Rainier Beach is also a school where an organization called Equal Opportunity Schools operates. They are charged with making sure that AP/IB classes are representative of the student body. The idea is that in every single school where there are advanced placement courses, white kids are the majority in those classes, and students of color are often under-represented.
Rainier Beach now has both a much higher enrollment and some of the highest graduation rates in the district.
During Chappelle’s tenure, the graduation rate at Rainier Beach increased 25 percentage points. The 79 percent graduation rate in 2014 beat the district average.
And that’s the power of high expectations, you know?
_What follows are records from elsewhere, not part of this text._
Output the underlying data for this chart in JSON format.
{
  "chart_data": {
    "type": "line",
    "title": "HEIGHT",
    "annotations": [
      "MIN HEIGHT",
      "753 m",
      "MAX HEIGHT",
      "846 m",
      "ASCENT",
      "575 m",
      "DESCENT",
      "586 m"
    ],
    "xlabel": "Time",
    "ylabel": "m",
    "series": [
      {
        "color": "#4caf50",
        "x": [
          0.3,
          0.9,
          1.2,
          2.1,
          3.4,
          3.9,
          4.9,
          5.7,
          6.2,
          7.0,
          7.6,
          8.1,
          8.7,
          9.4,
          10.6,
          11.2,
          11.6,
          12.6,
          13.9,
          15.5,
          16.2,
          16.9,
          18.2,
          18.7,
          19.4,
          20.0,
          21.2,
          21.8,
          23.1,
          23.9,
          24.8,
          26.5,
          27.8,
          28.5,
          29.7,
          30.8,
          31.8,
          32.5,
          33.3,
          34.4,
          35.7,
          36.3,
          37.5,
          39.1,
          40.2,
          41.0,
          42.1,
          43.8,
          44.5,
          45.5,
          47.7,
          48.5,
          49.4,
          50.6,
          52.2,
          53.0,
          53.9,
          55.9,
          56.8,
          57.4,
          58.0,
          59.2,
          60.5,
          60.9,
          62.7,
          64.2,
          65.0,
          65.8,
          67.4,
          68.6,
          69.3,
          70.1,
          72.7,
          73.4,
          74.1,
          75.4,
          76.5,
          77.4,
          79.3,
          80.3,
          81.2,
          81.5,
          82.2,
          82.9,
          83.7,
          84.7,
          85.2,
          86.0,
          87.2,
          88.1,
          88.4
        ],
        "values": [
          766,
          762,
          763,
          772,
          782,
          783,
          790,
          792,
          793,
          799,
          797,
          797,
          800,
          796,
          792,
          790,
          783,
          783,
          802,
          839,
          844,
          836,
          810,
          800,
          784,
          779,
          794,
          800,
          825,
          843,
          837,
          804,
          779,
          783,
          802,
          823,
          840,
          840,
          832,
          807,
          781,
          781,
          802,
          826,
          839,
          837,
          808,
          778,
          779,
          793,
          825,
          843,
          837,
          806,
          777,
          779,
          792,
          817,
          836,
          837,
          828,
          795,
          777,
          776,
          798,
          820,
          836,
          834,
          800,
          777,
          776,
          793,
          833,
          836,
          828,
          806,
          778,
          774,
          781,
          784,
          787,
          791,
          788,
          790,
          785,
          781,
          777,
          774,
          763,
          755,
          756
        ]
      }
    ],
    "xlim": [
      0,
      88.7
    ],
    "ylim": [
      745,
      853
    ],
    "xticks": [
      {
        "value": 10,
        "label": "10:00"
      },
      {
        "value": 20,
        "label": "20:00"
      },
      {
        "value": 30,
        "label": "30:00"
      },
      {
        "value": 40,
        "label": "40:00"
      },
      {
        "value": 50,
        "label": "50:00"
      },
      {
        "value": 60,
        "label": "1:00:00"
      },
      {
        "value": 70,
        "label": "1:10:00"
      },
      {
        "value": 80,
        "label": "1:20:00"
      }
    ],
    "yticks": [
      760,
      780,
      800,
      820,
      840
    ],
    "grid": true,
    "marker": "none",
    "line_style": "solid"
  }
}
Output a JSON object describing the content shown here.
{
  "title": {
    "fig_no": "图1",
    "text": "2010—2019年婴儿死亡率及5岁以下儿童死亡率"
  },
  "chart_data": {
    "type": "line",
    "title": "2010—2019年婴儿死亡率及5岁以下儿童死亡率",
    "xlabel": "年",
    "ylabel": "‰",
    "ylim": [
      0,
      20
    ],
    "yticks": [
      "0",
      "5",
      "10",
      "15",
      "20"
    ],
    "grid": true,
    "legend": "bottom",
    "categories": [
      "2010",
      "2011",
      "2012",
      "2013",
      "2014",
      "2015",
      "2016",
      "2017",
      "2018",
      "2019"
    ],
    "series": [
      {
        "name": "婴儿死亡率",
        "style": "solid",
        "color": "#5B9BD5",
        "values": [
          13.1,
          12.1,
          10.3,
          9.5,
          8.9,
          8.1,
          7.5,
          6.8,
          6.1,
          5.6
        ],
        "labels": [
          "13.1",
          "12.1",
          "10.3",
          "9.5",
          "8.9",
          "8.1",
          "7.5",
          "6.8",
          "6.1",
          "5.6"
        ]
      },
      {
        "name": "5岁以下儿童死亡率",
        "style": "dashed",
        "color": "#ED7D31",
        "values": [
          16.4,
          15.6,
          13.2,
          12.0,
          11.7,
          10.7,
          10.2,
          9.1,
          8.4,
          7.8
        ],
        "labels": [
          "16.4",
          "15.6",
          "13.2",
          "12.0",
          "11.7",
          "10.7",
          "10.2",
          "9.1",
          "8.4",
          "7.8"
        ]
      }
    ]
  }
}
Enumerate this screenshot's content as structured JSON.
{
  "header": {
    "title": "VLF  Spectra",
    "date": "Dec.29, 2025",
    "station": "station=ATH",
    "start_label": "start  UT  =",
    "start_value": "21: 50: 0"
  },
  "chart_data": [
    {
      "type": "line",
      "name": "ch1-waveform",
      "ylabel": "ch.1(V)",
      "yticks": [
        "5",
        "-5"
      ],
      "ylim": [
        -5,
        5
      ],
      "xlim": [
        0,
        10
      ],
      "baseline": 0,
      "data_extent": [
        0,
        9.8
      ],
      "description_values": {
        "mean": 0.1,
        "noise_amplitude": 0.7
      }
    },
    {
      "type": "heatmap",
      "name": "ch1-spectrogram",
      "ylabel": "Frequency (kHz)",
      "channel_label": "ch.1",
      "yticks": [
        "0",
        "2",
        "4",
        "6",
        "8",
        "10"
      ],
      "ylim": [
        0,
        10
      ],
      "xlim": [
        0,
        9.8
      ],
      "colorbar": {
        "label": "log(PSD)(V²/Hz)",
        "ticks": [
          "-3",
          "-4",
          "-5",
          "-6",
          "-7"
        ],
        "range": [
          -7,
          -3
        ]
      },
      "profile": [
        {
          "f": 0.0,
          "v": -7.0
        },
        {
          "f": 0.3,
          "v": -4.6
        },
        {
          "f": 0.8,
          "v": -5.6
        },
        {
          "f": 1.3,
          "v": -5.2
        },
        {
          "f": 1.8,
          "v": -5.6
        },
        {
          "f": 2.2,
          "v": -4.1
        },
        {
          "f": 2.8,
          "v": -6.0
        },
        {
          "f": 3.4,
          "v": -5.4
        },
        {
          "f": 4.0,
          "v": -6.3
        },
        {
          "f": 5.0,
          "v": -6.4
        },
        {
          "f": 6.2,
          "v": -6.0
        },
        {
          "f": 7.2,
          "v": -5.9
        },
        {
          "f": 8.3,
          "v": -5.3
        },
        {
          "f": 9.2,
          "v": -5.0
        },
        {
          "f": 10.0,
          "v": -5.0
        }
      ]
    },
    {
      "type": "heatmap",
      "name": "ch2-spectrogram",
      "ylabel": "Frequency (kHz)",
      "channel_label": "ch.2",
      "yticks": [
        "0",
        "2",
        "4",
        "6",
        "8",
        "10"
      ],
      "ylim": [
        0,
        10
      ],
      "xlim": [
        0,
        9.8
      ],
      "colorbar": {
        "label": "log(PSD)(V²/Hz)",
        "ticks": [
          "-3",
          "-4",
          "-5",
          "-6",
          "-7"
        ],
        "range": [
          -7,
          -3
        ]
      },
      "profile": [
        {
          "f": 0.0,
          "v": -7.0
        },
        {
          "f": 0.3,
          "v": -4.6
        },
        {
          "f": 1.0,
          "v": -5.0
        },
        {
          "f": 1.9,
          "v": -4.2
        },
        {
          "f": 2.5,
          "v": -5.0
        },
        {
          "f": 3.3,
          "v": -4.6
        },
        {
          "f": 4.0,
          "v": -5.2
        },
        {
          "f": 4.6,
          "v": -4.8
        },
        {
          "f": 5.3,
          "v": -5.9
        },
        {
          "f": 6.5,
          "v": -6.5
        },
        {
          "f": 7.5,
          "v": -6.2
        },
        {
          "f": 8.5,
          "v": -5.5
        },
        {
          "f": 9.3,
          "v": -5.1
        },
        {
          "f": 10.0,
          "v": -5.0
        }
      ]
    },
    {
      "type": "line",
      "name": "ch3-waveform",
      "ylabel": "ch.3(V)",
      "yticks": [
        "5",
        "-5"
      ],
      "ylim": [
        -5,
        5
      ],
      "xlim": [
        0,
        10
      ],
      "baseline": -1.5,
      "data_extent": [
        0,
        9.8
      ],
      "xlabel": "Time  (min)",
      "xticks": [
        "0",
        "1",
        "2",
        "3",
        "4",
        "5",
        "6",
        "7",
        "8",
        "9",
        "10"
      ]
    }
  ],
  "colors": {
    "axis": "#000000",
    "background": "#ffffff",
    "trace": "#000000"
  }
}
Kids’ psychological safety matters. Kids feeling love and compassion — and being challenged to be their best — matters. And Rainier Beach is meeting those needs for its students.
Of course, the district, for better and for worse, poached Dwane Chappelle mid-school-year to become the first director for the Seattle Department of Education and Early Learning (DEEL). Rainier Beach’s IB program is only funded through 2017. It will take more even than this years-long burst of admirable effort to permanently turn around this school. It will take the permanent commitment and belief of the community and the district in the students this school serves.
Conversations are beginning to bubble up again about Seattle’s segregated schools, and about desegregation and busing as tools for equity.
These are important conversations and important ideas. Our city rolled back Brown v. Board of Education just a few years ago, and I believe that as a city that wears its progressive identity as a badge of honor, we don't talk openly or often enough about race or racism.
Right now, our schools are segregated because our neighborhoods are largely segregated. Nothing is perfectly clean and simple. There are outliers on all sides, kids who beat the odds and kids who struggled despite privilege. That’s to be expected. Growing up is hard. Parenting is hard.
And it's hard to breathe in the smog of systemic racism and still hope to see the world clearly. I hope we take some clear and serious steps to desegregate our schools. I hope we talk openly about what is happening and why it’s necessary.
I hope also that we frame this conversation with stories like Rainier Beach in mind. The benefit of busing and desegregation for students of color and students from low-income families is not that they get to sit and learn with white students. It's not about escaping the ghetto or beating long odds. It's about having access to resources and high expectations.
And this is not a one-way street. White students are better off for studying and growing up in a truly diverse setting. Studies have indicated that this could be an even better predictor of future success than academic rigor or achievement. And history has shown us repeatedly that a breach of equity anywhere is a threat to equity everywhere.
Our collective choices and practices have created the segregated neighborhoods that created our segregated schools. Let’s start finding ways to change that reality, for everyone's sake.